IF you don't feel comfortable with doing the hatching yourself, you can always use brushes that simulate the exact same thing, in this case i will use these brushes to make the example, especially 「ドット混カケアミ」/「Dot Blend cross-hatching」, make sure to use it with no colour enabled, by pressing "C", and by gently pressing around the edges of it.
And both results with the colours changed to black:
You can even add this to your base colours with the glow effect from before for a nice effect!
This isn't professional work, but it still works for small projects. After all, it is all up to you and the practice that comes with it to decide which technique to use. If you are having trouble with the light source, you can always consult images around the internet for reference!
6. Brush Experiments
Using a common G-PEN most of the time isn't the right tool for some people, some people find it difficult to use, so in here we will use different types/kinds of brushes to make you comfortable and also make the whole piece look exciting!. Depending on how you use them, it can change the perspective and interest someone has on your piece.
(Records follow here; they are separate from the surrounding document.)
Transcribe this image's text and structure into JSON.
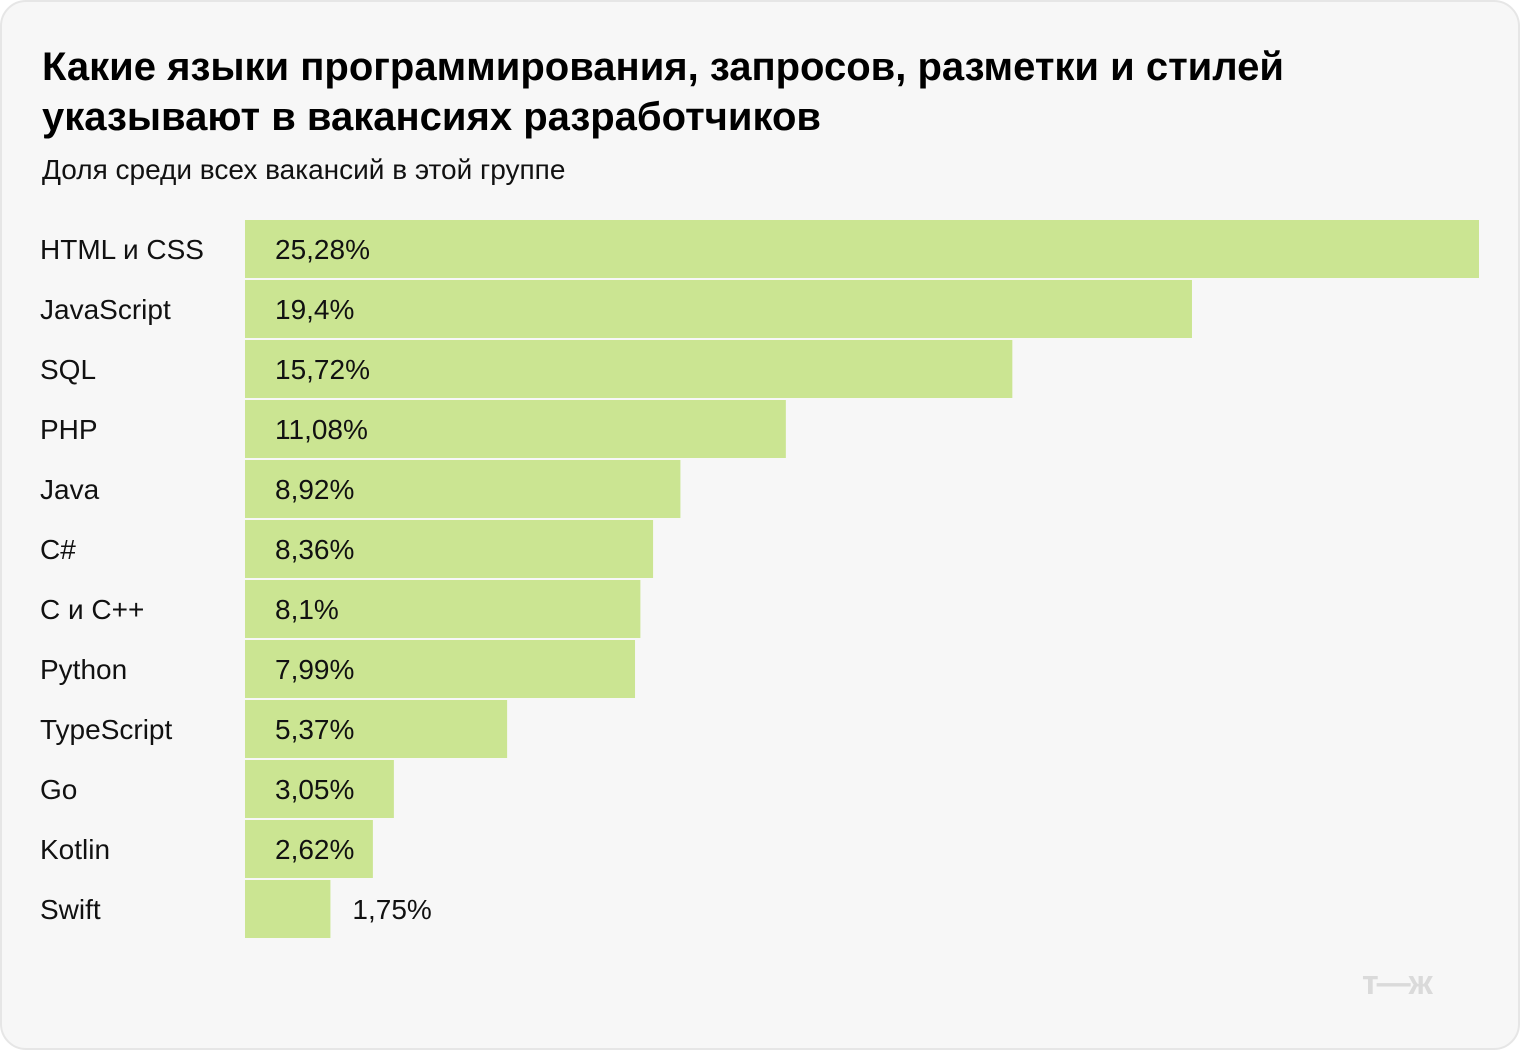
{
  "title": "Какие языки программирования, запросов, разметки и стилей указывают в вакансиях разработчиков",
  "subtitle": "Доля среди всех вакансий в этой группе",
  "logo": "т—ж",
  "colors": {
    "bar": "#cbe592",
    "background": "#f7f7f7"
  },
  "chart_data": {
    "type": "bar",
    "orientation": "horizontal",
    "categories": [
      "HTML и CSS",
      "JavaScript",
      "SQL",
      "PHP",
      "Java",
      "C#",
      "C и C++",
      "Python",
      "TypeScript",
      "Go",
      "Kotlin",
      "Swift"
    ],
    "values": [
      25.28,
      19.4,
      15.72,
      11.08,
      8.92,
      8.36,
      8.1,
      7.99,
      5.37,
      3.05,
      2.62,
      1.75
    ],
    "value_labels": [
      "25,28%",
      "19,4%",
      "15,72%",
      "11,08%",
      "8,92%",
      "8,36%",
      "8,1%",
      "7,99%",
      "5,37%",
      "3,05%",
      "2,62%",
      "1,75%"
    ],
    "unit": "%",
    "grid": false,
    "legend": "none"
  }
}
These are the brushes collected from the ASSETS store that i'll be using to demonstrate the example:
Amazing texture brushes used best for comics/manga, and rough lineart concepts:
Another good texture brush, this time with a Pencil feel to it. It is good for both Lineart and Sketch, best part is that it includes tilt support.
Perfect brush set if you want to create something with a pixel feel to it, for those that love pixel art.
Make sure your canvas size is small enough for it to take effect, i recommend between 200x200px or 100x100px.
You can also explore the ASSETS store to find some interesting brushes that might fit your style!
Remember, you need to feel comfortable with your lineart and don't give up if it doesn't work the first time. It's all about patience and perseverance.